Kaba Terkini

Tiga Komoditi Pertanian Pengaruhi Inflasi di Wilayah Agam

Lubukbasung, KABA12.com — Tim Pengendali Inflasi Daerah (TPID) Kabupaten Agam menyebutkan tiga komoditi pertanian seperti cabe, bawang dan beras mempengaruhi inflasi di daerah itu.

Hal itu dikarenakan komoditi jenis tersebut merupakan kebutuhan yang sangat diperlukan masyarakat.

Kepala Dinas Pertanian Kabupaten Agam, Isman Imran dalam rapat TPID di Lubukbasung, Senin (02/09) menyampaikan, kondisi inflasi didaerah itu saat ini cukup rendah. Namun, tetap menjadi perhatian seluruh stakeholder terkait agar setiap komoditi produksi pertanian tetap stabil dan harga juga terjangkau.

Lebih lanjut Isman mengatakan, TPID tidak lagi hanya sebagai wadah pertukaran informasi, namun perlu diarahkan untuk mempertajam implementasi berbagai program kerja yang difokuskan pada peningkatan sisi pasokan.Terutama komoditas pangan melalui perbaikan produksi, distribusi, organisasi industri, dan struktur pasar, termasuk pengaturan tata niaga.

“Oleh sebab itu, keberadaan bidang perencanaan sangat dominan disini dalam hal perencanaan kegiatan dimasing-masing dinas. Untuk itu, kita minta kepada dinas terkait untuk menyiapkan data yang valid dan juga sinkron dengan visi misi Pemerintah Daerah,” ungkapnya dihadapan Tim Pengendali Inflasi Daerah yang diikuti Dinas Perindustrian Perdagangan Koperasi Usaha Kecil & Menengah (Disperindagkop UKM), Dinas Perikanan dan Ketahanan Pangan, Bappeda, Bagian Perekonomian dan Bagian Humas.

Menurut Isman, dalam pertemuan itu ada lima kajian yang dibahas terkait dalam mengantisipasi terjadinya inflasi bagi komoditi pertanian di Kabupaten Agam. Pertama, melakukan pengkoordinasian pengkajian data kondisi terkini inflasi daerah. Kedua, dilakukan upaya peningkatan produksi pertanian yang berpotensi terhadap inflasi.

“Caranya melalui peningkatan pengaturan pertanaman, peningkatan pengadaan bibit unggul serta peningkatan luas tanam dan luas panen,” jelas Isman.

Ketiga, melakukan upaya ketersediaan komoditi berkelanjutan perlu dukungan anggaran perluasan lahan.
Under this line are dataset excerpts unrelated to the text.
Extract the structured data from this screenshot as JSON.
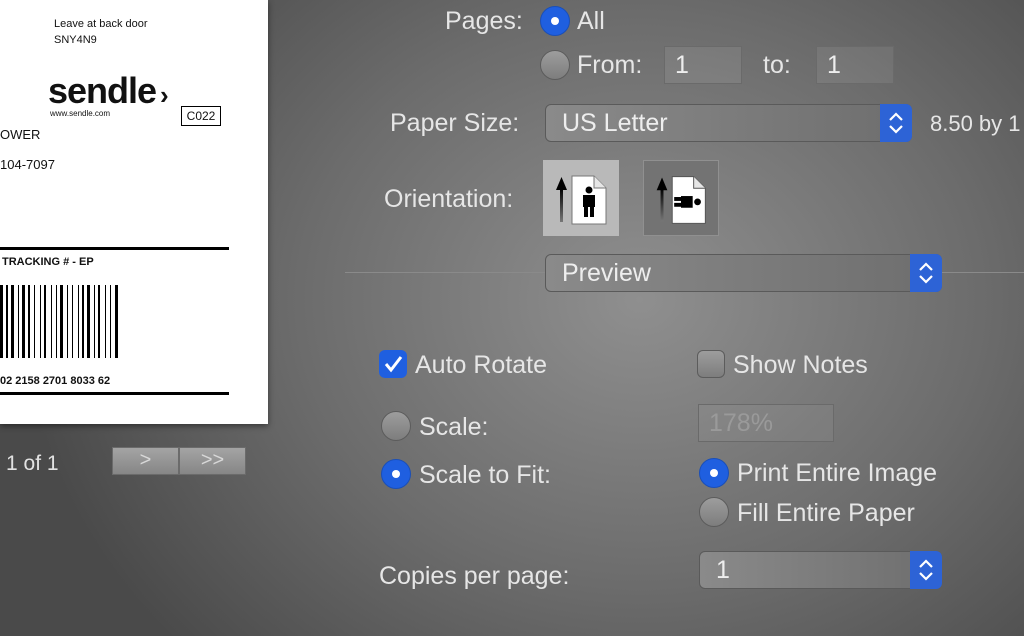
{
  "preview": {
    "delivery_note": "Leave at back door",
    "code": "SNY4N9",
    "logo_text": "sendle",
    "logo_url": "www.sendle.com",
    "box_code": "C022",
    "name_fragment": "OWER",
    "phone_fragment": "104-7097",
    "tracking_label": "TRACKING # - EP",
    "tracking_number": "02 2158 2701 8033 62",
    "page_indicator": "1 of 1",
    "next_label": ">",
    "last_label": ">>"
  },
  "pages": {
    "label": "Pages:",
    "all_label": "All",
    "from_label": "From:",
    "from_value": "1",
    "to_label": "to:",
    "to_value": "1"
  },
  "paper_size": {
    "label": "Paper Size:",
    "value": "US Letter",
    "dimensions": "8.50 by 1"
  },
  "orientation": {
    "label": "Orientation:"
  },
  "section_popup": {
    "value": "Preview"
  },
  "options": {
    "auto_rotate": "Auto Rotate",
    "show_notes": "Show Notes",
    "scale_label": "Scale:",
    "scale_value": "178%",
    "scale_to_fit": "Scale to Fit:",
    "print_entire_image": "Print Entire Image",
    "fill_entire_paper": "Fill Entire Paper",
    "copies_label": "Copies per page:",
    "copies_value": "1"
  },
  "colors": {
    "accent": "#1f5fe0"
  }
}
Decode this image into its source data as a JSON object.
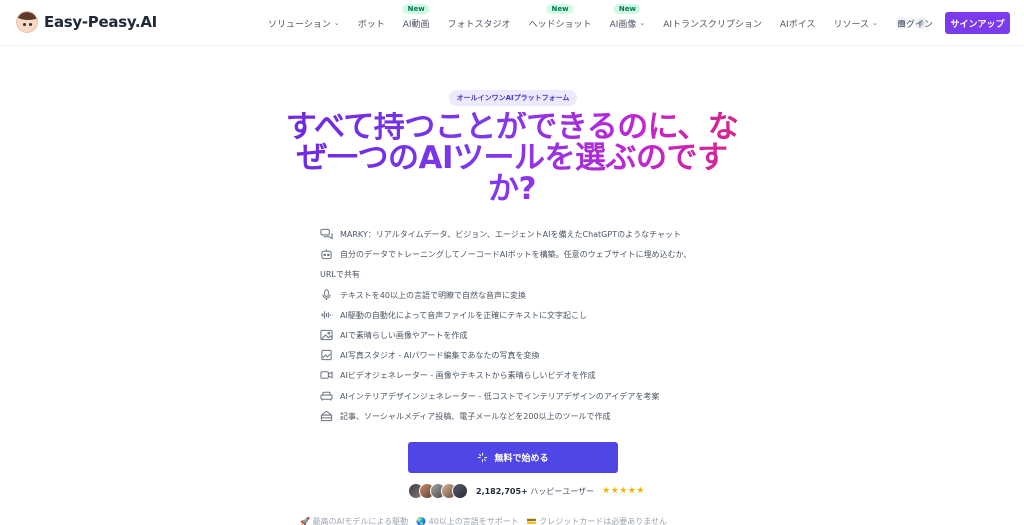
{
  "brand": {
    "name": "Easy-Peasy.AI"
  },
  "nav": {
    "items": [
      {
        "label": "ソリューション",
        "dropdown": true,
        "new": false
      },
      {
        "label": "ボット",
        "dropdown": false,
        "new": false
      },
      {
        "label": "AI動画",
        "dropdown": false,
        "new": true
      },
      {
        "label": "フォトスタジオ",
        "dropdown": false,
        "new": false
      },
      {
        "label": "ヘッドショット",
        "dropdown": false,
        "new": true
      },
      {
        "label": "AI画像",
        "dropdown": true,
        "new": true
      },
      {
        "label": "AIトランスクリプション",
        "dropdown": false,
        "new": false
      },
      {
        "label": "AIボイス",
        "dropdown": false,
        "new": false
      },
      {
        "label": "リソース",
        "dropdown": true,
        "new": false
      }
    ],
    "new_label": "New",
    "login": "ログイン",
    "signup": "サインアップ"
  },
  "hero": {
    "badge": "オールインワンAIプラットフォーム",
    "headline_line1": "すべて持つことができるのに、な",
    "headline_line2": "ぜ一つのAIツールを選ぶのです",
    "headline_line3": "か?",
    "features": [
      {
        "icon": "chat-bubbles-icon",
        "text": "MARKY：リアルタイムデータ、ビジョン、エージェントAIを備えたChatGPTのようなチャット"
      },
      {
        "icon": "bot-icon",
        "text": "自分のデータでトレーニングしてノーコードAIボットを構築。任意のウェブサイトに埋め込むか、"
      },
      {
        "icon": "",
        "text": "URLで共有"
      },
      {
        "icon": "microphone-icon",
        "text": "テキストを40以上の言語で明瞭で自然な音声に変換"
      },
      {
        "icon": "waveform-icon",
        "text": "AI駆動の自動化によって音声ファイルを正確にテキストに文字起こし"
      },
      {
        "icon": "images-icon",
        "text": "AIで素晴らしい画像やアートを作成"
      },
      {
        "icon": "photo-icon",
        "text": "AI写真スタジオ - AIパワード編集であなたの写真を変換"
      },
      {
        "icon": "video-icon",
        "text": "AIビデオジェネレーター - 画像やテキストから素晴らしいビデオを作成"
      },
      {
        "icon": "sofa-icon",
        "text": "AIインテリアデザインジェネレーター - 低コストでインテリアデザインのアイデアを考案"
      },
      {
        "icon": "stack-icon",
        "text": "記事、ソーシャルメディア投稿、電子メールなどを200以上のツールで作成"
      }
    ],
    "cta": "無料で始める",
    "users_count": "2,182,705+",
    "users_label": "ハッピーユーザー",
    "stars": "★★★★★",
    "bottom_text": "🚀 最高のAIモデルによる駆動　🌏 40以上の言語をサポート　💳 クレジットカードは必要ありません"
  },
  "colors": {
    "accent": "#7c3aed",
    "cta": "#4f46e5",
    "new_badge_bg": "#d1fae5",
    "headline_gradient": [
      "#6d28d9",
      "#7c3aed",
      "#c026d3",
      "#db2777"
    ]
  }
}
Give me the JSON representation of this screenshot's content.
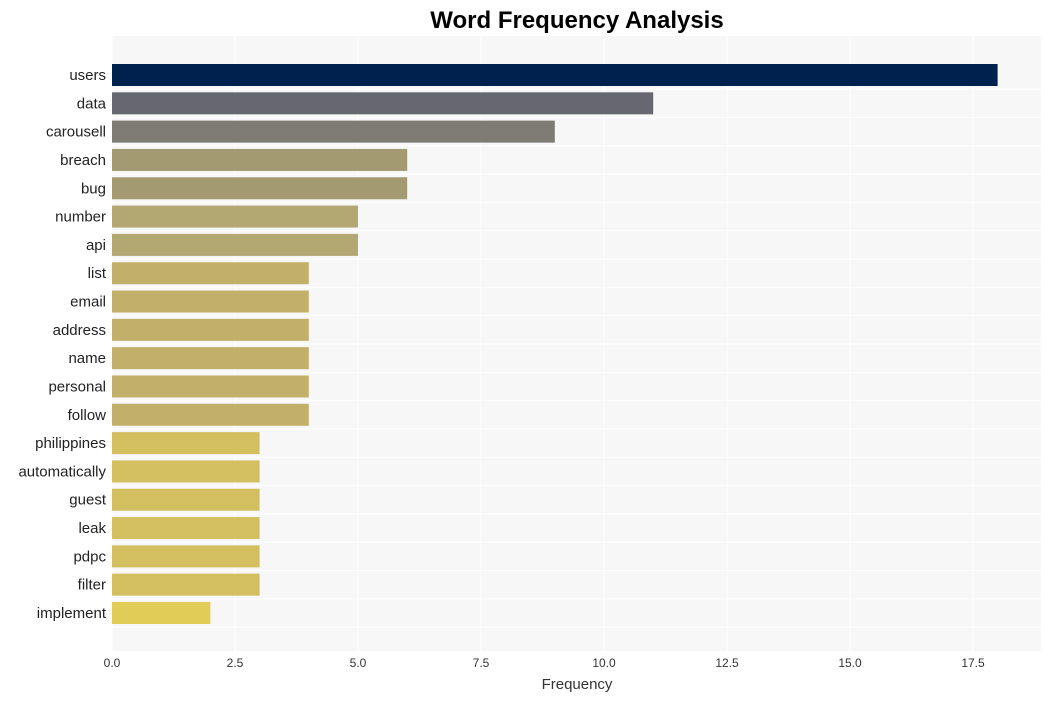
{
  "chart_data": {
    "type": "bar",
    "orientation": "horizontal",
    "title": "Word Frequency Analysis",
    "xlabel": "Frequency",
    "ylabel": "",
    "xlim": [
      0,
      18.9
    ],
    "xticks": [
      0.0,
      2.5,
      5.0,
      7.5,
      10.0,
      12.5,
      15.0,
      17.5
    ],
    "xtick_labels": [
      "0.0",
      "2.5",
      "5.0",
      "7.5",
      "10.0",
      "12.5",
      "15.0",
      "17.5"
    ],
    "grid": true,
    "categories": [
      "users",
      "data",
      "carousell",
      "breach",
      "bug",
      "number",
      "api",
      "list",
      "email",
      "address",
      "name",
      "personal",
      "follow",
      "philippines",
      "automatically",
      "guest",
      "leak",
      "pdpc",
      "filter",
      "implement"
    ],
    "values": [
      18,
      11,
      9,
      6,
      6,
      5,
      5,
      4,
      4,
      4,
      4,
      4,
      4,
      3,
      3,
      3,
      3,
      3,
      3,
      2
    ],
    "colors": [
      "#00214d",
      "#666770",
      "#7d7b73",
      "#a39a72",
      "#a39a72",
      "#b3a772",
      "#b3a772",
      "#c2b06a",
      "#c2b06a",
      "#c2b06a",
      "#c2b06a",
      "#c2b06a",
      "#c2b06a",
      "#d3be60",
      "#d3be60",
      "#d3be60",
      "#d3be60",
      "#d3be60",
      "#d3be60",
      "#e2cc58"
    ],
    "background": "#f7f7f7",
    "gridline_color": "#ffffff"
  }
}
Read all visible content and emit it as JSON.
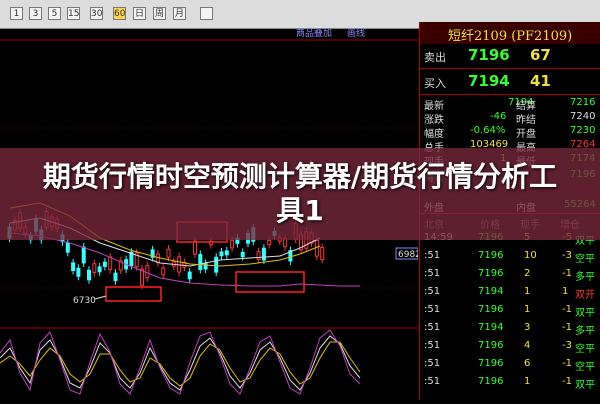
{
  "toolbar": {
    "buttons": [
      "1",
      "3",
      "5",
      "15",
      "30",
      "60",
      "日",
      "周",
      "月",
      "",
      ""
    ]
  },
  "chart": {
    "overlay_label": "商品叠加",
    "overlay_label2": "画线",
    "low_price_label": "6730",
    "right_price_label": "6982"
  },
  "panel": {
    "title": "短纤2109 (PF2109)",
    "sell": {
      "label": "卖出",
      "price": "7196",
      "volume": "67"
    },
    "buy": {
      "label": "买入",
      "price": "7194",
      "volume": "41"
    },
    "stats": [
      {
        "l1": "最新",
        "v1": "7194",
        "l2": "结算",
        "v2": "7216"
      },
      {
        "l1": "涨跌",
        "v1": "-46",
        "l2": "昨结",
        "v2": "7240"
      },
      {
        "l1": "幅度",
        "v1": "-0.64%",
        "l2": "开盘",
        "v2": "7230"
      },
      {
        "l1": "总手",
        "v1": "103469",
        "l2": "最高",
        "v2": "7264"
      },
      {
        "l1": "现手",
        "v1": "1",
        "l2": "最低",
        "v2": "7174"
      },
      {
        "l1": "持仓",
        "v1": "",
        "l2": "",
        "v2": "7196"
      },
      {
        "l1": "外盘",
        "v1": "",
        "l2": "内盘",
        "v2": "55264"
      }
    ],
    "trade_header": {
      "time": "北京",
      "price": "价格",
      "qty": "现手",
      "chg": "增仓"
    },
    "trades": [
      {
        "time": "14:59",
        "price": "7196",
        "qty": "5",
        "chg": "-5",
        "dir": "双平"
      },
      {
        "time": ":51",
        "price": "7196",
        "qty": "10",
        "chg": "-3",
        "dir": "空平"
      },
      {
        "time": ":51",
        "price": "7196",
        "qty": "2",
        "chg": "-1",
        "dir": "多平"
      },
      {
        "time": ":51",
        "price": "7194",
        "qty": "1",
        "chg": "1",
        "dir": "双开"
      },
      {
        "time": ":51",
        "price": "7196",
        "qty": "1",
        "chg": "-1",
        "dir": "双平"
      },
      {
        "time": ":51",
        "price": "7194",
        "qty": "3",
        "chg": "-1",
        "dir": "多平"
      },
      {
        "time": ":51",
        "price": "7196",
        "qty": "4",
        "chg": "-3",
        "dir": "空平"
      },
      {
        "time": ":51",
        "price": "7196",
        "qty": "6",
        "chg": "-1",
        "dir": "空平"
      },
      {
        "time": ":51",
        "price": "7196",
        "qty": "1",
        "chg": "-1",
        "dir": "双平"
      }
    ]
  },
  "banner": {
    "title": "期货行情时空预测计算器/期货行情分析工具1"
  },
  "colors": {
    "up": "#ff3333",
    "down": "#33ff33",
    "label": "#dddddd",
    "accent": "#f0e040"
  }
}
Keempat, menjalin koordinasi permanen terhadap perkembangan harga komoditi di daerah, termasuk biaya transportasi yang bisa mempengaruhi harga komoditi pertanian.

Kelima, diperlukan perencanaan kegiatan yang lebih komprehensif sehingga bisa melahirkan kegiatan yang berpihak terhadap kepentingan masyarakat.

Tak hanya itu, Isman juga memastikan ketersediaan bahan pokok lainnya seperti bawang dan cabai sejak Januari hingga Agustus 2019 mengalami kenaikan produksi dan luas panen.

Tercatat bawang merah dari hasil panen 5577 ton pada bulan Januari menjadi 465,6 ton pada bulan Agustus dan diperkirakan hingga November mencapai 858 ton.

Sementara itu, pada komoditi cabe besar dari 9632 ton bulan Januari, menjadi 1,606 ton pada buIan Agustus dan diperkirakan pada November mencapai naik dua kali lipat, yakni sebesar 2,069 ton.

“Namun kita tetap ingatkan kepada masyarakat bahwa gaya hidup juga sangat mempengaruhi terjadinya inflasi. Untuk itu yang tidak perlu jangan dibeli,” sebut Kadistan Agam.